The Water Park

We arrived near the end of the afternoon, about 4:30 pm. The Golfland water park was about to close, but my brother and I had never been down a real waterslide before (the small one at a babysitting center, Legends, didn’t count) and wanted to go. I remember the ticket attendant suggest we didn’t, that the price would still be the same as a full day’s worth, that we should come back tomorrow, but tomorrow wouldn’t do. We wouldn’t be at my godmother’s house anymore tomorrow. I remember my godmother telling the ticket man it was okay and to hurry up. So my brother and I, already changed into our swim trunks, were able to play. We scurried up the slide and I went down headfirst. All the twists and turns were exhilarating and got my imagination going. I began to pretend the water tunnel was a simulation for aircraft pilots. And in the end, I splashed into the pool below. I had been shot down. My F4 Tomcat had crashed into the ocean. Boom!

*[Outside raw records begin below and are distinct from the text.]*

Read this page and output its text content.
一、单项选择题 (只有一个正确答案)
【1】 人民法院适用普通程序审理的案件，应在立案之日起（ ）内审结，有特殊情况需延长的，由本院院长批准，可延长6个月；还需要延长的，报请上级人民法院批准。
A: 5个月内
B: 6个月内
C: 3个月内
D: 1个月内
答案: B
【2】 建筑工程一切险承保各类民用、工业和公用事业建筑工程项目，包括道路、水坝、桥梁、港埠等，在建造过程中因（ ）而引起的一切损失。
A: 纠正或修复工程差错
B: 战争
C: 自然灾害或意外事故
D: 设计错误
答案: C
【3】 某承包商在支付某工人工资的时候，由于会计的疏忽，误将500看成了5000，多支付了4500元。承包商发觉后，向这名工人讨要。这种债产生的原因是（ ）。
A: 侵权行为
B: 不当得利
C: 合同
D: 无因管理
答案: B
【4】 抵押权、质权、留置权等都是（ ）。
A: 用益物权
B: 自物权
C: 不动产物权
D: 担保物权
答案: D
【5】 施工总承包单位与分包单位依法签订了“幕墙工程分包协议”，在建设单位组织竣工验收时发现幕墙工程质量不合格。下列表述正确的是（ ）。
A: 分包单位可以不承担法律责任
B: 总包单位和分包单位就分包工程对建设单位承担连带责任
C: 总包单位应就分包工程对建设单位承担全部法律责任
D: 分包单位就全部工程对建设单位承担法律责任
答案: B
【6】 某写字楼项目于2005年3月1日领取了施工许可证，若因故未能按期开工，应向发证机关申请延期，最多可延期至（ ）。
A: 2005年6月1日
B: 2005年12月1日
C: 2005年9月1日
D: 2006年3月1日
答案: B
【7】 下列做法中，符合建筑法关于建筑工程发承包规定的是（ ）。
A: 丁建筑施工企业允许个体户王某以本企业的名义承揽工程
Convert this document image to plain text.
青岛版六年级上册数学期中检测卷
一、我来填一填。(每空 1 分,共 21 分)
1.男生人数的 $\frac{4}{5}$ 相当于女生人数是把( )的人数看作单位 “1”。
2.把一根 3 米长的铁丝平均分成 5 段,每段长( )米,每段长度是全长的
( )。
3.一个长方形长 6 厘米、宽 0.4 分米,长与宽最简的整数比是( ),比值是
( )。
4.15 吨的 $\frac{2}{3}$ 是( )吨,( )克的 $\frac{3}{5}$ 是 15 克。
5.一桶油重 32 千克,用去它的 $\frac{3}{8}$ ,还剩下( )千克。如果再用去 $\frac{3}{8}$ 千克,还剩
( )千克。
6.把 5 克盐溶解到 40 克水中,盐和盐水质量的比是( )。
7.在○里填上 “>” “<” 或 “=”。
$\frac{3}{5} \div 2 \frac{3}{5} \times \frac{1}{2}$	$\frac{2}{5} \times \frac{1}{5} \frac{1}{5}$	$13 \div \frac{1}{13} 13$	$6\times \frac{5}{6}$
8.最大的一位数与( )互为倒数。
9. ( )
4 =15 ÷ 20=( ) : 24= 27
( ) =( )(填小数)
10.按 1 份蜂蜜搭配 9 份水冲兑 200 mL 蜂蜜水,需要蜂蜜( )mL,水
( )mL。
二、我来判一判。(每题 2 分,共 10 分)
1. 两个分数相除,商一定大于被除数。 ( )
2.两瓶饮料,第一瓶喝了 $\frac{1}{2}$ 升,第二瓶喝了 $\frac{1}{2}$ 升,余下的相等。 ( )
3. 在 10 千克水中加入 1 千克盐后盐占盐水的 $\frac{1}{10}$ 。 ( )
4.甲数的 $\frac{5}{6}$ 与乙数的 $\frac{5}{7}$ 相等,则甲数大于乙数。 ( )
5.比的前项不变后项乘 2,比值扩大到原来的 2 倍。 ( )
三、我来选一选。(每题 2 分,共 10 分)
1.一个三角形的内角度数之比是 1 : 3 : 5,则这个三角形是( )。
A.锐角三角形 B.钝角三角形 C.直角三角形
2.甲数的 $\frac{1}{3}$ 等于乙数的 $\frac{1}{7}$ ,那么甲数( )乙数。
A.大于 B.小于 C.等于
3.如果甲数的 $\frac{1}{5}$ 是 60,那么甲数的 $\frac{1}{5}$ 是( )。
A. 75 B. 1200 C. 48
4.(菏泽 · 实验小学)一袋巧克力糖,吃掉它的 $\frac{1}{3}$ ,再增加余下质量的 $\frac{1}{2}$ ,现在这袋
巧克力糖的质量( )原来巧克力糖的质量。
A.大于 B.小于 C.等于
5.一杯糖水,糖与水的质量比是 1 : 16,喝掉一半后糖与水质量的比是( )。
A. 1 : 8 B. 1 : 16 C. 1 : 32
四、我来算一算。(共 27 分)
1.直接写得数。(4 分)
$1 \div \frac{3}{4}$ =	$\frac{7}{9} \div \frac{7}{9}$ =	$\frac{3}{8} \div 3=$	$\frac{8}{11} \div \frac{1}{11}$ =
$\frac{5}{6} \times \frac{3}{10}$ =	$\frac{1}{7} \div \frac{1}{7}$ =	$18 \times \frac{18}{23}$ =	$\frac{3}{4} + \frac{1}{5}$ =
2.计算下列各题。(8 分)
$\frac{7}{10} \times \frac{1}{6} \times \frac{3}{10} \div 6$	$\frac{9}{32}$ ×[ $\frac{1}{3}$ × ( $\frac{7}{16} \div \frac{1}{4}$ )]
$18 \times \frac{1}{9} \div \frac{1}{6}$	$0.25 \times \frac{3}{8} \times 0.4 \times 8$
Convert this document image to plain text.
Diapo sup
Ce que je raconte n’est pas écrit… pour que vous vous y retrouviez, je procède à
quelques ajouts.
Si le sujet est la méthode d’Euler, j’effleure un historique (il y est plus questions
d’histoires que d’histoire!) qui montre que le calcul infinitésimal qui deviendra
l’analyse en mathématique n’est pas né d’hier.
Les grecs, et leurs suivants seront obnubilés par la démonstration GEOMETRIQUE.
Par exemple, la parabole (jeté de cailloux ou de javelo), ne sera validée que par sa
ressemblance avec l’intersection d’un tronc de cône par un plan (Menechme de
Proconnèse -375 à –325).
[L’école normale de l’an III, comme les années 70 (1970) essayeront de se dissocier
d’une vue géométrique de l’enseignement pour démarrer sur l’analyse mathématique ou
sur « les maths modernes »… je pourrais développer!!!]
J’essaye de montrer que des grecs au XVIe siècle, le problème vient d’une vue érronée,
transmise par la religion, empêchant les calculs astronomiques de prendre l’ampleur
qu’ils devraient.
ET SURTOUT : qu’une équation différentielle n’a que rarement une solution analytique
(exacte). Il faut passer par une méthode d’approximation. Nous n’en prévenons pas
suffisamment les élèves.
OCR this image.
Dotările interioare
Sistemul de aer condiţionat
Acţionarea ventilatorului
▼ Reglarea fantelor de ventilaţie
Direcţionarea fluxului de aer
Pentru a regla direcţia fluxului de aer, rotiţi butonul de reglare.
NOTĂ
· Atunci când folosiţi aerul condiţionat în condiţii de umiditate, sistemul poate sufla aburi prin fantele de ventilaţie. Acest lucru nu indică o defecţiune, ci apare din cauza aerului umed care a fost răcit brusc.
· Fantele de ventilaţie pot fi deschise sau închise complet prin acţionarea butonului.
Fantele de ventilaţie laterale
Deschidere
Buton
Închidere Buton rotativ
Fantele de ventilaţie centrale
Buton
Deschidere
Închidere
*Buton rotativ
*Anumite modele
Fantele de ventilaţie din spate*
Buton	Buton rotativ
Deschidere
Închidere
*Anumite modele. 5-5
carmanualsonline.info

I tried to fly again, to go up that slide once more, but I spent a little too long playing and thrashing in that swimming pool. They closed the stairways; my brother was the last person allowed up. The lucky son of a gun. He got to fly twice. It was then I realized water parks were for the slides and swimming pools were for swimming. I wouldn’t make that mistake again at the end of sixth grade, when my school took a day trip to Raging Waters, the biggest water theme park around.